Os EUA e seus aliados europeus (Reino Unido, França) responsáveis pela tragédia do país, estão interessados em questões diferentes: Bruxelas tenta conter a chegada de emigrantes vindos da Líbia, que algumas fontes calculam em 150.000 anuais, assunto que preocupa especialmente a Alemanha; Washington pretende controlar o Daesh (com quem contemporiza na Síria onde, de fato, é visto como um aliado na guerra para derrubar o governo de Damasco), desativar as centenas de milícias, e recuperar a produção de petróleo. Por seu lado, o enviado especial da ONU para a Líbia, Martin Kobler, tenta, sem sucesso, mediar no meio do caos.
Entretanto, as televisões e a grande imprensa internacional há tempo que deixaram de mostrar interesse pela Líbia, seguindo um guião utilizado com êxito muitas vezes.

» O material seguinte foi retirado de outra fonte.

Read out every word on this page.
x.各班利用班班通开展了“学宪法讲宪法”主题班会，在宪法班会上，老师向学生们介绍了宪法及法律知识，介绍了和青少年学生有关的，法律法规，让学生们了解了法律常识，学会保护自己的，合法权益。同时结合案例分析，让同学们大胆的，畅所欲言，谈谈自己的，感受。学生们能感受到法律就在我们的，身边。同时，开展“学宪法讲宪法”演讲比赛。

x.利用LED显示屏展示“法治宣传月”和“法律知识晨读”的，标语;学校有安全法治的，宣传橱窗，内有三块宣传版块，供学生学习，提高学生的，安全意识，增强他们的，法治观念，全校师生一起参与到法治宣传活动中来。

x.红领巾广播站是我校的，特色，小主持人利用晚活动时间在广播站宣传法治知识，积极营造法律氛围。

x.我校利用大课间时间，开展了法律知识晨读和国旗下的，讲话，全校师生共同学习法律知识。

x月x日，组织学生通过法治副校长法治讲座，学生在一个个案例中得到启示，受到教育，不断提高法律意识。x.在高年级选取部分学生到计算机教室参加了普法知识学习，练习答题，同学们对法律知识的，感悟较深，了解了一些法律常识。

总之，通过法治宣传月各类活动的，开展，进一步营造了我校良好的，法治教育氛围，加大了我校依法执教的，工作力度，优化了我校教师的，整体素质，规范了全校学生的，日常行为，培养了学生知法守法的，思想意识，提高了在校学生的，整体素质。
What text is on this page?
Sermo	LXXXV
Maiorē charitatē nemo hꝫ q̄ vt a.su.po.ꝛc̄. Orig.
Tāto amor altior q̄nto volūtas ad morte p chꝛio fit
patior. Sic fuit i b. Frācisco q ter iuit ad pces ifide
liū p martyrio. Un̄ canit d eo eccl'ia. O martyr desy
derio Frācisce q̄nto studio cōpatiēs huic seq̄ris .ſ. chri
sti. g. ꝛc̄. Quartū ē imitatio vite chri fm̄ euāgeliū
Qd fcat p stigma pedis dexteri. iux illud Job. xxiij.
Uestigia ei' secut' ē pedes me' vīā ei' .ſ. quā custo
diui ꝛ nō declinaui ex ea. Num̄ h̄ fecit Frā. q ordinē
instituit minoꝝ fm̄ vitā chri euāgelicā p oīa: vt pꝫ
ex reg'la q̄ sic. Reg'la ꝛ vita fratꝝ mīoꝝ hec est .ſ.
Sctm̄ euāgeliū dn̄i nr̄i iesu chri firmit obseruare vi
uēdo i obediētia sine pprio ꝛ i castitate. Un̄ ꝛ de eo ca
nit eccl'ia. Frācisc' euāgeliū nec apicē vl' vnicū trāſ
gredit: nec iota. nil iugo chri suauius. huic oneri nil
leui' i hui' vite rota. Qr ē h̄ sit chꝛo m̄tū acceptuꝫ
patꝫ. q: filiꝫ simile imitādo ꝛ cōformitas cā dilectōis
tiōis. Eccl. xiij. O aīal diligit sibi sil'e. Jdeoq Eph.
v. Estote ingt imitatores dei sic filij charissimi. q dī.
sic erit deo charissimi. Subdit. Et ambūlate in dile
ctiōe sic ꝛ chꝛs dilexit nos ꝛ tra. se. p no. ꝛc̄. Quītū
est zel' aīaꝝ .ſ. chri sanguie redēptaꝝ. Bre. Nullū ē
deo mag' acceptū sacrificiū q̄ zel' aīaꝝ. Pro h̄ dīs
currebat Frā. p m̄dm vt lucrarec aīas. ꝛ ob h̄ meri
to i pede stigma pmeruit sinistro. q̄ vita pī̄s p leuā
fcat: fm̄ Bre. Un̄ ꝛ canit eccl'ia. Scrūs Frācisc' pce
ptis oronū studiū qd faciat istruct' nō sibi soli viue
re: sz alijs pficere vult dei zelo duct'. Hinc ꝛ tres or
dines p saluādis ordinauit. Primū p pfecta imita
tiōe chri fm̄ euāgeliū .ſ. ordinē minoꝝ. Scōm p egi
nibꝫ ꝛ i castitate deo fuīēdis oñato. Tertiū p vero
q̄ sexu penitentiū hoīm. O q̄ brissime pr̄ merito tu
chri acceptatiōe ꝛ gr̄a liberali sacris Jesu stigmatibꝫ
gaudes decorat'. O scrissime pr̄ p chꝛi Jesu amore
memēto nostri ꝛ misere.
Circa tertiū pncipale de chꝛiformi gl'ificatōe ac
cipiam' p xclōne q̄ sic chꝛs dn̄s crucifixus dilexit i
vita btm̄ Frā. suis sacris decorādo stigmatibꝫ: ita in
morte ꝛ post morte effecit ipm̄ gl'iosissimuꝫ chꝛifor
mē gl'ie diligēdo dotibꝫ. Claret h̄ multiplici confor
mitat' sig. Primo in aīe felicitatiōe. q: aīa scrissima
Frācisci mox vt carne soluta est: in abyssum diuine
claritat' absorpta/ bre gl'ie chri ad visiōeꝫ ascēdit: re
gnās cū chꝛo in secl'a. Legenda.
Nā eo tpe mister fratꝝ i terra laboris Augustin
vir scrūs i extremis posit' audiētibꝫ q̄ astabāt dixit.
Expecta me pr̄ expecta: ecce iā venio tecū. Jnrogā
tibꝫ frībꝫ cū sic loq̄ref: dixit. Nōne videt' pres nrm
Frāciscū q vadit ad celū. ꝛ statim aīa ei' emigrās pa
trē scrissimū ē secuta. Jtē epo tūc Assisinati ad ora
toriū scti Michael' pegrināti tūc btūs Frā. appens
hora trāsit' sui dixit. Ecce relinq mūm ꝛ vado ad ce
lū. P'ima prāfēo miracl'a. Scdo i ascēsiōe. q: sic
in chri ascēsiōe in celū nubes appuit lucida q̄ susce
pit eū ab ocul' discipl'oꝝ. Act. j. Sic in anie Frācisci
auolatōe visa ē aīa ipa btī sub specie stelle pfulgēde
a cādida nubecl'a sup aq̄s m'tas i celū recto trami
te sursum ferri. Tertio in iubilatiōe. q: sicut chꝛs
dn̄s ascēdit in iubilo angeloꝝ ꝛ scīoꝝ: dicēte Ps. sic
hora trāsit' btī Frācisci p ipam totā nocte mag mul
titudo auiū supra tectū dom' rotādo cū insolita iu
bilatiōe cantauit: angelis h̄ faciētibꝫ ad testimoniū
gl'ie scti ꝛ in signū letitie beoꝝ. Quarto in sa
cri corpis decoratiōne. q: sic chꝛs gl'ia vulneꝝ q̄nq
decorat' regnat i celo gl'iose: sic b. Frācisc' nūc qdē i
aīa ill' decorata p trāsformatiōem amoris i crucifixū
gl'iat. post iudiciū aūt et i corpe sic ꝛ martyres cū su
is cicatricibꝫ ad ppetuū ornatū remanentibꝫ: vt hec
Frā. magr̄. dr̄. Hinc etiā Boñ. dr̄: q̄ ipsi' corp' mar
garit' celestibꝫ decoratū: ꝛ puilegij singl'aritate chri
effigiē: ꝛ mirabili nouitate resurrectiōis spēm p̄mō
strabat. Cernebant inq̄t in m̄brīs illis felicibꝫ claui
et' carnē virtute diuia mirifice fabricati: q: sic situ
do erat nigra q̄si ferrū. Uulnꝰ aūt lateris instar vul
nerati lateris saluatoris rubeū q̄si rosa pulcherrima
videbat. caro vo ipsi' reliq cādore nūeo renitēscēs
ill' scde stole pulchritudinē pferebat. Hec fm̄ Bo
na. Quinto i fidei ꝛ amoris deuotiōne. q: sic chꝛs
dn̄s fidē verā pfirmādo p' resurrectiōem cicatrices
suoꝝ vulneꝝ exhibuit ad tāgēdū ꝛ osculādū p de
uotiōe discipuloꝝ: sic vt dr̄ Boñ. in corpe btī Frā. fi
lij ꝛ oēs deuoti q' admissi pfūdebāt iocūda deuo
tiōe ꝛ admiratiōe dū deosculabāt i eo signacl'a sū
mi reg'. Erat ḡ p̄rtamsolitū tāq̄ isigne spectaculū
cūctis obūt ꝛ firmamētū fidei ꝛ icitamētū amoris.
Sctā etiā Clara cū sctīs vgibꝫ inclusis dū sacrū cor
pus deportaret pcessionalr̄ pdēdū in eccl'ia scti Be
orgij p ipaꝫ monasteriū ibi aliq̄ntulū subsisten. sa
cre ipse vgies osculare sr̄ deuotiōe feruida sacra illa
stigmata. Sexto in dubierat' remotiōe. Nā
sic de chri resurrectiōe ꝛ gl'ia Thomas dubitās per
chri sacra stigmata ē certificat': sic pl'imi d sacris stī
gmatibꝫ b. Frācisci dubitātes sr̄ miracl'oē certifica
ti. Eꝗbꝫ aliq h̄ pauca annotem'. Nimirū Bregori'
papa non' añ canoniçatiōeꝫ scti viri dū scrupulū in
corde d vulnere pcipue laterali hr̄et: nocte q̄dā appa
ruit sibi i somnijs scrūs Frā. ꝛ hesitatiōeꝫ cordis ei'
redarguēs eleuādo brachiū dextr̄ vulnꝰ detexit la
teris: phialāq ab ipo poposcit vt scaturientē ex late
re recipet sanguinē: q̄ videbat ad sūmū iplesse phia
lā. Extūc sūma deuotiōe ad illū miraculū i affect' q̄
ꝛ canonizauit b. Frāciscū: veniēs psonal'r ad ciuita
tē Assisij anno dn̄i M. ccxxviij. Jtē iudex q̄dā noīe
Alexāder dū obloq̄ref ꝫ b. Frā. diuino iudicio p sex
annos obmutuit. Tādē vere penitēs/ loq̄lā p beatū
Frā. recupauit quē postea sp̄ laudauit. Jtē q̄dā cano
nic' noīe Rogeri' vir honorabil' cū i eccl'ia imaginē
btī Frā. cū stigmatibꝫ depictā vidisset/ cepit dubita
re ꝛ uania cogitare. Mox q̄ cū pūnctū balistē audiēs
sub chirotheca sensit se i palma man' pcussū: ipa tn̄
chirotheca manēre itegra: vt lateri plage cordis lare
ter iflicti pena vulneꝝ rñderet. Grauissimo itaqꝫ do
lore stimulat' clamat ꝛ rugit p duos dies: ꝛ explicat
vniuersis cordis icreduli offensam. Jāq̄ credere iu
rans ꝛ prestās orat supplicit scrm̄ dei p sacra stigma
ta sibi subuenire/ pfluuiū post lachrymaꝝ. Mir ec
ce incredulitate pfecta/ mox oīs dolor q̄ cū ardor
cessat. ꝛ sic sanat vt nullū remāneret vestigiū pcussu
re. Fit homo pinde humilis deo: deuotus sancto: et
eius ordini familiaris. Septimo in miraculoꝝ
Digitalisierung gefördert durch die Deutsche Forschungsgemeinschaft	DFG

A Líbia, convertida num estado arrasado, com presença do Daesh (que acaba de perder Sirte), onde todos os grupos e milícias cometem crimes de guerra ante a indiferença ocidental, é hoje um país pelo qual nenhuma potência da Otan assume responsabilidade, embora uma terça parte da população necessite de ajuda alimentar urgente, embora os líbios tenham que comer ratos e beber águas pestilentas, embora se vejam obrigados a contemplar constantes assassínios e decapitações, embora ali a vida não valha nada, e os governos dessas potências sejam conscientes de que os líbios foram condenados a viver num inferno.